Australia is closely monitoring an outbreak of respiratory illness caused by a novel coronavirus (2019-nCoV), first identified in Wuhan, Hubei Province, China. Coronaviruses are a family of viruses that cause illness from the common cold to more severe illnesses, such as Middle East Respiratory Syndrome (MERS-CoV) and Severe Acute Respiratory Syndrome (SARS-CoV). A small number of cases of this strain of coronavirus have been confirmed in Australia to date. Australian work health and safety (WHS) laws require persons conducting a business or undertaking to ensure the health and safety of their workers and others at the workplace, by providing and maintaining a work environment that does not pose risks to health and safety. Latest updates about coronavirus are provided by the Australian Department of Health website.
Businesses must identify hazards in the workplace and their associated risks and do what is reasonably practicable to reduce or eliminate those risks. Coronavirus is a hazard; employers can identify the risks it poses to workers by monitoring expert advice from the Chief Medical Officer or their local state or territory health department, and by talking to workers. Employers must determine the likelihood of the risk occurring, the degree of harm that might result and the availability/suitability of any control measures that could be implemented. Businesses that involve direct contact with sick or ill patients/customers should monitor the coronavirus situation as it develops and review their infection control policies, procedures and practices, to ensure that they are effective and being followed. Workers planning to travel overseas, particularly to China, should also monitor the Department of Foreign Affairs and Trade (DFAT) travel advice on the Smartraveller website. Workers are also responsible for their own health and safety and must ensure that it does not adversely affect the health and safety of others, by practising hygiene.

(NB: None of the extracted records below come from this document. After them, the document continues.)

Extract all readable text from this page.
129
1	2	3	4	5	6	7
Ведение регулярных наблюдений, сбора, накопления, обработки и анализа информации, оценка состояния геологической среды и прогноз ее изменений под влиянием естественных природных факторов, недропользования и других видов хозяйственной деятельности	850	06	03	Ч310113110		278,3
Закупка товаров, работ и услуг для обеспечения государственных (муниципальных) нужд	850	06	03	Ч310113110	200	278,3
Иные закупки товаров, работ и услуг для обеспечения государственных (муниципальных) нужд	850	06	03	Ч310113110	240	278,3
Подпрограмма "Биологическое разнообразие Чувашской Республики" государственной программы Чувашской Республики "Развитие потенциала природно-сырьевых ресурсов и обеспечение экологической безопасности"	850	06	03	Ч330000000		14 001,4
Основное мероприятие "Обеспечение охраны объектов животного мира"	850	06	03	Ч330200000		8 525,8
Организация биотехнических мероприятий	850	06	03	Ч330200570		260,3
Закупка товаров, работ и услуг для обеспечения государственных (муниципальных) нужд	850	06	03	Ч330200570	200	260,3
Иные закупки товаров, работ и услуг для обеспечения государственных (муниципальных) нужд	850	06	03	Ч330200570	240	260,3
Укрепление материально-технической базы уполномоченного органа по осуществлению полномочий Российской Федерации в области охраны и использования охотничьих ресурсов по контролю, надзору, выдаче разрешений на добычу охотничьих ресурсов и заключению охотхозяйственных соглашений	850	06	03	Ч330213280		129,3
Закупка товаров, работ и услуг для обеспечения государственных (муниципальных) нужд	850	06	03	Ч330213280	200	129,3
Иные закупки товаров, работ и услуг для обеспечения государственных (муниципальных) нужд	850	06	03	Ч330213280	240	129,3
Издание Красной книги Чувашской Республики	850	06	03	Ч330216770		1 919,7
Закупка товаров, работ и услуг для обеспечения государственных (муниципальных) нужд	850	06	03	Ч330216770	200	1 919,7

Hygienic practices include washing their hands often, with soap and water, or carrying hand sanitiser and using it as needed. When sneezing or coughing, workers should cover their mouths, and seek advice from a healthcare professional if they start feeling unwell. Workers concerned they are at risk of contracting coronavirus should consult their manager immediately, to allow the business to consider whether additional control measures (such as requesting the employee seek medical clearance or work from home during the risk period) are necessary. Workers are entitled to personal leave if they are unfit for work due to contracting coronavirus.
The Australian Department of Health has released fact sheets, detailing the actions individuals should take to reduce the spread of coronavirus. The novel coronavirus information sheet for employers provides information about the virus and the steps to take if employees contract the virus.